“Kita mungkin akan segera menyerang daerah itu (Gunung Pickaxe) dan tidak ada yang bisa mereka (Iran) lakukan untuk mencegahnya. Mereka mungkin sedang berupaya membangun kembali sebuah lokasi. Kita akan menyerang lokasi itu. Lokasi mana pun yang mereka pertimbangkan untuk menggunakan senjata nuklir, kita akan menyerangnya dengan sangat dahsyat,” ujar Trump pada Selasa (21/7/2026) dilansir Times of Israel.
Trump Janji Bakal Serang Situs Nuklir Iran di Gunung Pickaxe

- Donald Trump berjanji akan menyerang situs nuklir Iran di Gunung Pickaxe setelah menerima laporan bahwa Teheran memindahkan fasilitas nuklirnya ke lokasi bawah tanah tersebut.
- Intelijen Israel melaporkan Iran telah memindahkan ribuan sentrifugal dan cadangan uranium dari Natanz ke Gunung Pickaxe untuk melindungi aset nuklirnya dari potensi serangan AS dan Israel.
- Ketegangan meningkat karena AS dan Iran masih saling melancarkan serangan, dengan CENTCOM mengonfirmasi gelombang serangan udara ke-11 terhadap target militer Iran di berbagai lokasi strategis.
Jakarta, IDN Times - Presiden Amerika Serikat (AS), Donald Trump, berjanji akan segera menyerang situs nuklir Iran yang ada di Gunung Pickaxe.
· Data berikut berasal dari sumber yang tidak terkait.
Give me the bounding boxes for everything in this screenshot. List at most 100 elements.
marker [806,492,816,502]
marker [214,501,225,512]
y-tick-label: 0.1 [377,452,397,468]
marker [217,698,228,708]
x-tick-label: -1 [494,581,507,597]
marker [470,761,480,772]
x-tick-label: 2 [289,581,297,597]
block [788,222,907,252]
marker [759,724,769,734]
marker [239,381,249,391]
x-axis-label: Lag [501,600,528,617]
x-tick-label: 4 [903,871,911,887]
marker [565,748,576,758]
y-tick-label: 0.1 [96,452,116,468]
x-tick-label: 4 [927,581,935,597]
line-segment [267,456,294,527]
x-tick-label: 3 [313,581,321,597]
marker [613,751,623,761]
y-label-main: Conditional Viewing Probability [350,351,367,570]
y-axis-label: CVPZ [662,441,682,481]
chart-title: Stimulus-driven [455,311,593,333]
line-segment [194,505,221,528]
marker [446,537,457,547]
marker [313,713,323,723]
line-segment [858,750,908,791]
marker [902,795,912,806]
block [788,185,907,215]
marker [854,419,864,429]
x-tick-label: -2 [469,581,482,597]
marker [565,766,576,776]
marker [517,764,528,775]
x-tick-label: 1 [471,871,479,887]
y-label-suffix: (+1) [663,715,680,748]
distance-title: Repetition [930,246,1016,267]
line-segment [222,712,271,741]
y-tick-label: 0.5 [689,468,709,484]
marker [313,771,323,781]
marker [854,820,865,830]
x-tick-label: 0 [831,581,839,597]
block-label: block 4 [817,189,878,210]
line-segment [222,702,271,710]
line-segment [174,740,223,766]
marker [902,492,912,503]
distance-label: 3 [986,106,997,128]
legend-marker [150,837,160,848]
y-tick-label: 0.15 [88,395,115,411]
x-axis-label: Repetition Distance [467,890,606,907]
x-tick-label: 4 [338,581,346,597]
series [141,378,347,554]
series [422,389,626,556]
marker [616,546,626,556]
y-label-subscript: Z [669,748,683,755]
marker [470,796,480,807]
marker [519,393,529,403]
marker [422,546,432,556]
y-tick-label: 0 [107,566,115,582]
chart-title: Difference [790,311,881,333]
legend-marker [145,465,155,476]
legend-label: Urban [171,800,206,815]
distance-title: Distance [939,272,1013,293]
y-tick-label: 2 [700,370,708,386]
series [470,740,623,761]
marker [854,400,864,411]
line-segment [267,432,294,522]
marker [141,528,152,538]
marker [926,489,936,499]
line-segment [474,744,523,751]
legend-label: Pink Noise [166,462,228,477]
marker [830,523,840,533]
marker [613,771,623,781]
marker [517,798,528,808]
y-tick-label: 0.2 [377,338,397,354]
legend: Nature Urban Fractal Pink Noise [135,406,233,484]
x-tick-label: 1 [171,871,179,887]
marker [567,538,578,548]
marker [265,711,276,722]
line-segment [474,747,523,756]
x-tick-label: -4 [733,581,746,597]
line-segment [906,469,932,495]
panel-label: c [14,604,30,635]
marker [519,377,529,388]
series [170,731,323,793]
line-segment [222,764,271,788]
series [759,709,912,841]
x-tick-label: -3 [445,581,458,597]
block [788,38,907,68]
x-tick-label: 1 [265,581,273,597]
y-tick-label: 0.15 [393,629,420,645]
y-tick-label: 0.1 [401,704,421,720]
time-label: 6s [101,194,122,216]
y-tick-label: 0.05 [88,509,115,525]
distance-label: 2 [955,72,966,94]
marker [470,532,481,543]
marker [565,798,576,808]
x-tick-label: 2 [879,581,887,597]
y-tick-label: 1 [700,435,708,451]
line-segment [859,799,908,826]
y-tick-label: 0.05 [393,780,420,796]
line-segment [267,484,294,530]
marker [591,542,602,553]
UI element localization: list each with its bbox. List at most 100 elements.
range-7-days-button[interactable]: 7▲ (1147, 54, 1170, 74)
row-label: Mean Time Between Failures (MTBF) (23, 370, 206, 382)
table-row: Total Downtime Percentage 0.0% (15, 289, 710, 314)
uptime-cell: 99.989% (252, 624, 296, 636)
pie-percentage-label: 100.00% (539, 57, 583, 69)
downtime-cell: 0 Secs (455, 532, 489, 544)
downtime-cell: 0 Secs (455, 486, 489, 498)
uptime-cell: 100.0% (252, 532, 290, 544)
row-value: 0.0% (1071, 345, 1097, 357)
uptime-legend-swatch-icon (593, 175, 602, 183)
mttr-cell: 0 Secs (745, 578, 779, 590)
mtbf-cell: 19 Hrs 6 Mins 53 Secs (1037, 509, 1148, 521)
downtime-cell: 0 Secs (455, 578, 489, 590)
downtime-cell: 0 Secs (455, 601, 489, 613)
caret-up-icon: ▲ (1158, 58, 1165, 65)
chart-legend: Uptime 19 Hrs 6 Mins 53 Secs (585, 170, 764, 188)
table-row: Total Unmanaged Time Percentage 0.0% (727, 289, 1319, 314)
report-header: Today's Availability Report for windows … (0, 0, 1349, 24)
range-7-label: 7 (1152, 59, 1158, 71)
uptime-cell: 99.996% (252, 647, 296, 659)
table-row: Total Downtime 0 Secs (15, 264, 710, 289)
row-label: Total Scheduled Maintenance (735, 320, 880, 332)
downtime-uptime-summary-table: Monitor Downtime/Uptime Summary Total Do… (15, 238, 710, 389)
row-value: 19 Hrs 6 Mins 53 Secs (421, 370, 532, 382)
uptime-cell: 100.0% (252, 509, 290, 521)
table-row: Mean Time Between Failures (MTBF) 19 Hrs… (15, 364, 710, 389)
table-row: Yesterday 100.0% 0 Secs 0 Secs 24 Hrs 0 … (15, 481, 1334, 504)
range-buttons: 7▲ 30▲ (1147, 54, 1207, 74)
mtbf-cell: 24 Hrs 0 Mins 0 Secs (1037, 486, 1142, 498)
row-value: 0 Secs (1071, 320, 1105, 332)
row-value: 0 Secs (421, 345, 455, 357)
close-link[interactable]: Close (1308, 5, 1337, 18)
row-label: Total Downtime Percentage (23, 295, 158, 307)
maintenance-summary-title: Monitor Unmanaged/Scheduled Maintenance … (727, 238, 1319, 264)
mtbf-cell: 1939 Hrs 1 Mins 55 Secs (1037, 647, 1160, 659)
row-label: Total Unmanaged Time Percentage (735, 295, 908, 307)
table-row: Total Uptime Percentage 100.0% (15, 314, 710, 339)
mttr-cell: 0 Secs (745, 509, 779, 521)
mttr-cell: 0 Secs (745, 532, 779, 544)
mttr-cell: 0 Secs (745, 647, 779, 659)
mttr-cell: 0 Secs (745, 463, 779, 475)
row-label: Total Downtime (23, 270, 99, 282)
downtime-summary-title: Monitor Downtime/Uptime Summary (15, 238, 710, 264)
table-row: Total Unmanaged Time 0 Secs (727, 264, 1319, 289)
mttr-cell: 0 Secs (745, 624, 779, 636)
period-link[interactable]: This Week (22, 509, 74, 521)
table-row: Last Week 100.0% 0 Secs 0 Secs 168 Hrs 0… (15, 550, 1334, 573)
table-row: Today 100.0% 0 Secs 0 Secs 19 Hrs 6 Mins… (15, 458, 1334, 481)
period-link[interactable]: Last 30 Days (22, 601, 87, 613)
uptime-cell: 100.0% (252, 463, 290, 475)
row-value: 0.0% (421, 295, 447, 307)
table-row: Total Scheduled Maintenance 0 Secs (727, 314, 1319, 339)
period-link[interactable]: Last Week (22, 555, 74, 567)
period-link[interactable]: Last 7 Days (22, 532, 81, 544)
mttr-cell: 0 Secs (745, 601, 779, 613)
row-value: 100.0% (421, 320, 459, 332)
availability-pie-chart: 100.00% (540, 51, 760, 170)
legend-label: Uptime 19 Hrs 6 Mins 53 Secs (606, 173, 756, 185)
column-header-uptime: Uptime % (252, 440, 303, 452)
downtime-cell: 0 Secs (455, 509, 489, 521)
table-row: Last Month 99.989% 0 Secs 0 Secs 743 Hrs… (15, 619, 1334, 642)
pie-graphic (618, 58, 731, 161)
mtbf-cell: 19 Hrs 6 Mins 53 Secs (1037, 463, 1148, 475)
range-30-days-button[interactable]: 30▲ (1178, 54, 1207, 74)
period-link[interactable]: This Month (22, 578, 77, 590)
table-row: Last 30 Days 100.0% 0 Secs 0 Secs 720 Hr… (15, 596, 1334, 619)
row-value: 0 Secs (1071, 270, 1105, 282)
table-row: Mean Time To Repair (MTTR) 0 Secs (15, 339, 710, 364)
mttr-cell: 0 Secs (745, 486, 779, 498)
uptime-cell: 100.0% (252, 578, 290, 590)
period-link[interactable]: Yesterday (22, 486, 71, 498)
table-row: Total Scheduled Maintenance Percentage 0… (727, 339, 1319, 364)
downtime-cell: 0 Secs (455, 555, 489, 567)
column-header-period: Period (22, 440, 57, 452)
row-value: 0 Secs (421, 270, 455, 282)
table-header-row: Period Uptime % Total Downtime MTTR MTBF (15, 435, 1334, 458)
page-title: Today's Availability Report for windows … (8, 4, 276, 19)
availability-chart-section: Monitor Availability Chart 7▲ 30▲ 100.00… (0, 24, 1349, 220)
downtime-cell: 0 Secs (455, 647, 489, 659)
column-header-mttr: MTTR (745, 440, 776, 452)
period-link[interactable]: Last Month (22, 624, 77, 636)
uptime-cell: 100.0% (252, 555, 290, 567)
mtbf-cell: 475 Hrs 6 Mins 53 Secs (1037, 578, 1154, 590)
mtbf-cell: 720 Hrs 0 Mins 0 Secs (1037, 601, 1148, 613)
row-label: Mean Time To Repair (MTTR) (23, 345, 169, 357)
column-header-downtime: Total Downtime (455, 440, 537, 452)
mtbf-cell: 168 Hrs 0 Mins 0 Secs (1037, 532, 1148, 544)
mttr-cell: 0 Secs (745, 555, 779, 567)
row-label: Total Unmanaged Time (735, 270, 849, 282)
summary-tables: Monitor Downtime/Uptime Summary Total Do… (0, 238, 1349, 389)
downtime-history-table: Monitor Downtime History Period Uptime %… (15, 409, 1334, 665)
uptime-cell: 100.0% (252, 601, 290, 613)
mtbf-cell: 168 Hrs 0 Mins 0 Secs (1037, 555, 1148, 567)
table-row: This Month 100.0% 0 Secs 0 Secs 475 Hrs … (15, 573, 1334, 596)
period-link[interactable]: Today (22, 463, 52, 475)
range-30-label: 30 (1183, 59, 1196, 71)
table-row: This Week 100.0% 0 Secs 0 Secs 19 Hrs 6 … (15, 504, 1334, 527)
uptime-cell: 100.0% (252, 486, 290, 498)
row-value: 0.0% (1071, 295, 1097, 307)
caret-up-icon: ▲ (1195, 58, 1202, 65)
Sebab, Trump menegaskan tidak akan membiarkan Teheran punya fasilitas yang bisa membantu mereka mengembangkan program senjata nuklir.
1. Iran memindahkan ribuan sentrifugal nuklir ke Gunung Pickaxe

Pernyataan Trump tadi muncul usai dirinya menerima laporan bahwa Iran telah memindahkan ribuan sentrifugal nuklirnya ke fasilitas bawah tanah yang ada di Gunung Pickaxe. Laporan itu disampaikan oleh intelijen Israel pada Senin (20/7/2026). Sebagai informasi, sentrifugal nuklir atau sentrifugal gas adalah alat yang digunakan untuk memurnikan uranium agar bisa dijadikan bahan bakar pembangkit listrik atau bahan baku bom nuklir.
Menurut Intelijen Israel, Iran sudah memindahkan ribuan sentrifugalnya dari fasilitas nuklir Natanz ke ruang bawah tanah di Gunung Pickaxe sejak Juni 2025 lalu. Langkah ini dilakukan agar sentrifugal nuklir mereka tetap aman dari serangan AS dan Israel. Sebab, ketika itu, fasilitas nuklir Natanz sedang menjadi target serangan Washington dan Tel Aviv.
2. Israel juga menyebut Iran memindahkan uranium ke Gunung Pickaxe

Dalam hasil investigasinya, intelijen Israel juga menyebut bahwa Iran telah memindahkan cadangan uraniumnya ke Gunung Pickaxe. Menurut Israel, langkah ini dilakukan Iran untuk mengamankan uraniumnya dari ancaman serangan AS. Sebab, sejak berperang dengan Iran pada 28 Februari lalu, Trump kerap ngotot untuk mengambil alih semua cadangan uranium milik Teheran agar mereka tidak bisa mengembangkan program senjata nuklir.
Trump sendiri mengaku belum bisa memastikan kebenaran dari laporan intelijen Israel soal pemindahan sentrifugal nuklir dan uranium Iran ke Gunung Pickaxe. Oleh karena itu, ia mengatakan akan memastikan terlebih dahulu kebenaran laporan tersebut agar tidak salah mengambil keputusan.
3. AS dan Iran masih saling serang

Rencana Trump untuk menyerang situs nuklir Iran di Gunung Pickaxe ini dilontarkan di saat AS dan Iran kini masih saling bertukar serangan. Terbaru, Komando Tengah (CENTCOM) militer AS mengatakan, pihaknya telah merampungkan gelombang serangan ke-11 terhadap Iran pada Selasa malam waktu setempat.
“Serangan udara malam ke-11 berturut-turut terhadap Iran dilakukan untuk lebih melemahkan kemampuan negara tersebut untuk mengancam pelayaran komersial di Selat Hormuz. Dalam serangan tersebut, pasukan AS menargetkan pusat operasi militer Iran, kemampuan maritim, hanggar pesawat, fasilitas penyimpanan drone, dan infrastruktur logistik militer,” bunyi pernyataan resmi CENTCOM dilansir Al Jazeera.